SOSTEGNI? RISTORI? MA I SOLDI CI SONO?

Conte li chiamava ristori, Draghi preferisce il termine sostegni, Ma comunque li si chiami si tratta degli aiuti per imprese, professionisti e famiglie messi a dura prova dalla pandemia i cui effetti proseguono senza apparente sosta.

Il ritardo è notevole in pratica tre mesi visto che l’avvocato del popolo aveva assicurato che sarebbero arrivati a gennaio. 

Ora l’attuale premier assicura che il decreto ci sarà la prossima settimana. Ma il problema è il reperimento delle risorse. I 32 miliardi di scostamento autorizzato col Decreto Sostegni 1 sono già tutti impegnati. E allora occorre approvare un altro scostamento di bilancio.

I fondi necessari ammonterebbero a oltre 45 miliardi. Le misure previste nel decreto legge dice Draghi «sono corpose, coprono una platea più ampia e arriveranno rapidamente» ha sottolineato Draghi. Tra i provvedimenti più significativi, ha detto il premier, «c’è il prolungamento della cassa integrazione guadagni, un più ampio finanziamento degli strumenti di contrasto alla povertà, per sostenere i nuovi poveri, coloro che sono diventati maggioranza nelle file della Caritas».

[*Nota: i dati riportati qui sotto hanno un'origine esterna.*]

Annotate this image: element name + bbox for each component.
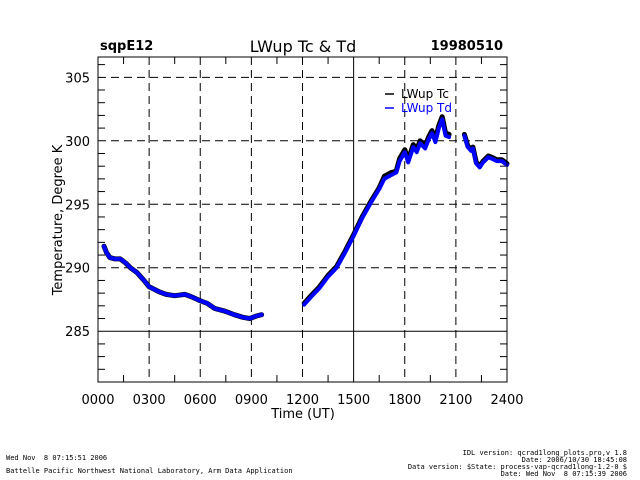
footer-institution: Battelle Pacific Northwest National Labo… [6,467,293,475]
y-tick-label: 290 [65,262,90,277]
x-tick-label: 0000 [81,393,114,408]
series-line-lwup-td [302,117,452,307]
x-tick-label: 2400 [490,393,523,408]
legend-label: LWup Tc [401,87,449,101]
y-tick-labels: 285 290 295 300 305 [65,71,90,340]
y-tick-label: 305 [65,71,90,86]
plot-frame [97,56,508,383]
site-label: sqpE12 [100,39,153,54]
chart-title: LWup Tc & Td [250,37,357,56]
y-tick-label: 300 [65,135,90,150]
series-line-lwup-tc [101,243,265,321]
x-tick-label: 1500 [337,393,370,408]
date-label: 19980510 [431,39,503,54]
y-tick-label: 295 [65,198,90,213]
x-tick-label: 1200 [286,393,319,408]
x-axis-label: Time (UT) [270,407,335,422]
series-line-lwup-td [462,133,509,170]
y-axis-label: Temperature, Degree K [51,144,66,296]
footer-data-version: Data version: $State: process-vap-qcrad1… [407,463,627,471]
legend-label: LWup Td [401,101,452,115]
footer-idl-version: IDL version: qcrad1long_plots.pro,v 1.8 [462,449,627,457]
grid-lines [98,57,507,382]
series-line-lwup-td [102,244,264,321]
y-tick-label: 285 [65,325,90,340]
x-tick-label: 0300 [133,393,166,408]
axis-ticks [98,57,507,383]
footer-data-date: Date: Wed Nov 8 07:15:39 2006 [500,470,627,478]
x-tick-label: 1800 [388,393,421,408]
footer-idl-date: Date: 2006/10/30 18:45:08 [521,456,627,464]
data-series [101,114,510,321]
x-tick-label: 0900 [235,393,268,408]
x-tick-labels: 0000 0300 0600 0900 1200 1500 1800 2100 2400 [81,393,523,408]
x-tick-label: 0600 [184,393,217,408]
footer-run-time: Wed Nov 8 07:15:51 2006 [6,454,108,462]
x-tick-label: 2100 [439,393,472,408]
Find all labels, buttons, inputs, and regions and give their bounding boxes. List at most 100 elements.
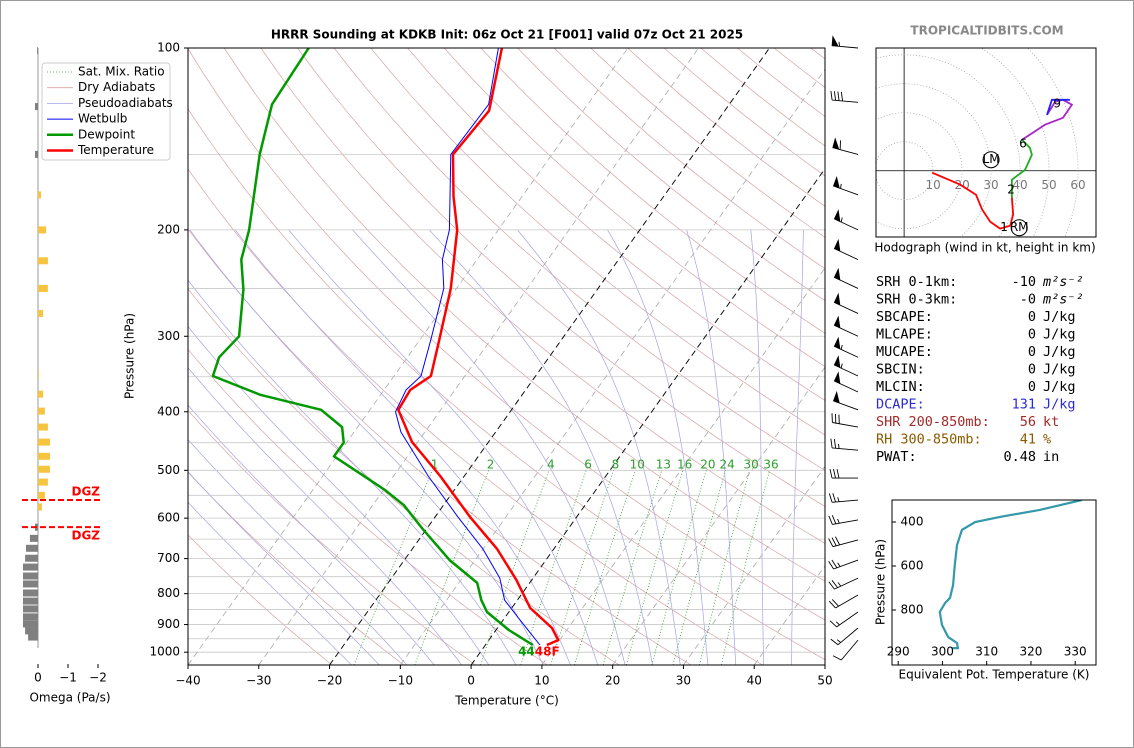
wind-barb <box>830 90 859 103</box>
x-tick-label: 10 <box>534 674 549 688</box>
hodo-ring <box>980 48 1050 237</box>
theta-e-line <box>938 500 1083 650</box>
wind-barb <box>832 137 859 155</box>
mixing-ratio-line <box>602 470 663 665</box>
pseudoadiabat <box>517 229 681 665</box>
wind-barb <box>830 438 859 451</box>
dry-adiabat <box>260 48 825 544</box>
pseudoadiabat <box>188 438 408 665</box>
dry-adiabat <box>480 48 825 334</box>
x-tick-label: 300 <box>931 645 954 659</box>
omega-bar <box>38 423 48 431</box>
omega-bar <box>29 534 38 542</box>
hodo-ring-label: 60 <box>1070 178 1085 192</box>
wind-barb <box>828 559 859 570</box>
dry-adiabat <box>188 288 620 665</box>
x-tick-label: 30 <box>676 674 691 688</box>
hodo-line <box>1021 98 1074 141</box>
height-label: 6 <box>1019 136 1027 150</box>
mixing-ratio-label: 30 <box>744 458 759 472</box>
pseudoadiabat <box>288 229 599 665</box>
profile-line <box>211 48 534 647</box>
omega-bar <box>38 226 47 234</box>
x-tick-label: 0 <box>34 671 42 685</box>
omega-bar <box>23 589 38 597</box>
storm-motion-marker <box>1010 219 1028 237</box>
param-unit: m²s⁻² <box>1042 292 1084 308</box>
y-axis-label: Pressure (hPa) <box>874 539 888 625</box>
param-unit: J/kg <box>1043 379 1076 395</box>
highlight-isotherm <box>329 48 770 665</box>
hodo-label: Hodograph (wind in kt, height in km) <box>874 241 1095 255</box>
surface-label: 44 <box>518 645 535 659</box>
wind-barb <box>832 390 859 411</box>
hodo-frame <box>875 47 1097 238</box>
mixing-ratio-line <box>651 470 707 665</box>
omega-bar <box>38 503 42 511</box>
height-label: 2 <box>1007 182 1015 196</box>
height-label: 9 <box>1053 96 1061 110</box>
legend-label: Wetbulb <box>78 112 127 126</box>
x-tick-label: 320 <box>1019 645 1042 659</box>
pseudoadiabat <box>188 279 517 665</box>
wind-barb <box>828 577 859 590</box>
theta-area <box>938 500 1083 650</box>
omega-bar <box>38 390 44 398</box>
omega-bar <box>23 613 38 621</box>
x-tick-label: −30 <box>246 674 271 688</box>
mixing-ratio-label: 36 <box>763 458 778 472</box>
y-tick-label: 800 <box>157 586 180 600</box>
omega-bar <box>23 597 38 605</box>
omega-bar <box>37 47 38 55</box>
pseudoadiabat <box>429 229 653 665</box>
param-label: MLCIN: <box>876 379 925 395</box>
wind-barb <box>833 209 859 231</box>
param-label: MLCAPE: <box>876 327 933 343</box>
omega-bar <box>38 257 48 265</box>
omega-bar <box>25 627 38 635</box>
omega-bar <box>38 491 45 499</box>
omega-bar <box>25 554 38 562</box>
dgz-label: DGZ <box>71 529 100 543</box>
dry-adiabat <box>223 48 825 582</box>
omega-bar <box>23 605 38 613</box>
dry-adiabat <box>188 348 548 665</box>
dry-adiabat <box>297 48 825 507</box>
x-tick-label: −20 <box>317 674 342 688</box>
y-axis-label: Pressure (hPa) <box>123 313 137 399</box>
omega-bar <box>38 478 48 486</box>
legend-label: Dewpoint <box>78 127 135 141</box>
pseudoadiabat <box>188 325 490 665</box>
hodo-ring <box>1026 48 1079 237</box>
storm-motion-label: RM <box>1010 220 1029 234</box>
legend-label: Pseudoadiabats <box>78 96 173 110</box>
pseudoadiabat <box>188 367 462 665</box>
wind-barb <box>829 468 859 479</box>
hodo-line <box>1046 98 1070 116</box>
omega-bar <box>38 465 50 473</box>
hodo-ring-label: 50 <box>1041 178 1056 192</box>
y-tick-label: 900 <box>157 617 180 631</box>
param-value: -0 <box>1020 292 1036 308</box>
dry-adiabat <box>517 48 825 302</box>
dry-adiabat <box>333 48 825 471</box>
hodo-ring-label: 40 <box>1012 178 1027 192</box>
x-tick-label: −40 <box>175 674 200 688</box>
y-tick-label: 200 <box>157 222 180 236</box>
param-value: 0 <box>1028 362 1036 378</box>
wind-barb <box>833 336 859 358</box>
pseudoadiabat <box>791 229 804 665</box>
omega-bar <box>38 452 50 460</box>
x-tick-label: 330 <box>1064 645 1087 659</box>
pseudoadiabat <box>188 501 352 665</box>
param-value: 0 <box>1028 327 1036 343</box>
y-tick-label: 700 <box>157 551 180 565</box>
wind-barb <box>831 35 859 49</box>
wind-barb <box>828 493 859 503</box>
hodo-ring-label: 30 <box>983 178 998 192</box>
legend-label: Temperature <box>77 143 154 157</box>
wind-barb <box>833 355 859 377</box>
param-unit: in <box>1043 449 1059 465</box>
wind-barb <box>833 238 859 261</box>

Ha promesso ad autonomi e partite Iva «contributi in forma più semplice e immediata e senza criteri settoriali». L’ultima bozza del provvedimento consta di 26 articoli con cui, tra l’altro, verrà rifinanziata la Cig Covid fino a giugno per tutti, e fino ad ottobre per le piccole imprese che non hanno la tutela della Cig ordinaria. Verranno, inoltre, ristorate le perdite che hanno subito le aziende e le Partite Iva, superando la logica dei codici Ateco e aumentando il tetto di fatturato da 5 a 10 milioni di euro. Per il ristoro si terrà conto del calo di fatturato su base annua e non bimestrale, come trapelato in alcune bozze. Saranno previsti nuovi congedi parentali e probabilmente sarà prorogato il bonus baby sitter per i genitori costretti a rimanere a casa insieme ai figli in didattica a distanza. 

 Nel decreto potrebbe trovare spazio anche una nuova deroga al D1 Dignità per facilitare i contratti a termine. Il D1 Sostegno dovrebbe destinare un miliardo al rifinanziamento del Reddito di cittadinanza e dovrebbe prorogare il Reddito di emergenza. C’è anche il capitolo fisco. In primis, dovrebbe essere prorogata al 30 aprile 2021 la riscossione delle cartelle esattoriale. In questi giorni, infatti, l’Agenzia delle Entrate aveva ripreso, dopo un anno di stop, a inviare le tanto temute buste verdi ai contribuenti morosi. Il governo Draghi, invece, sembra intenzionato a stoppare di altri due mesi la riscossione delle cartelle, almeno fino alla fine dello stato di emergenza fissata per il momento proprio al 30 aprile, come detto. Il decreto dovrebbe contenere anche una rottamazione quater delle cartelle esattoriali fino al 2019 e un nuovo saldo e stralcio per debiti fino a 5mi1a-10 mila euro. Infine, previsto un ristoro di mille euro per tre mensilità per i lavoratori stagionali e per il comparto turistico.

Sempre che i soldi necessari si riescano a trovare.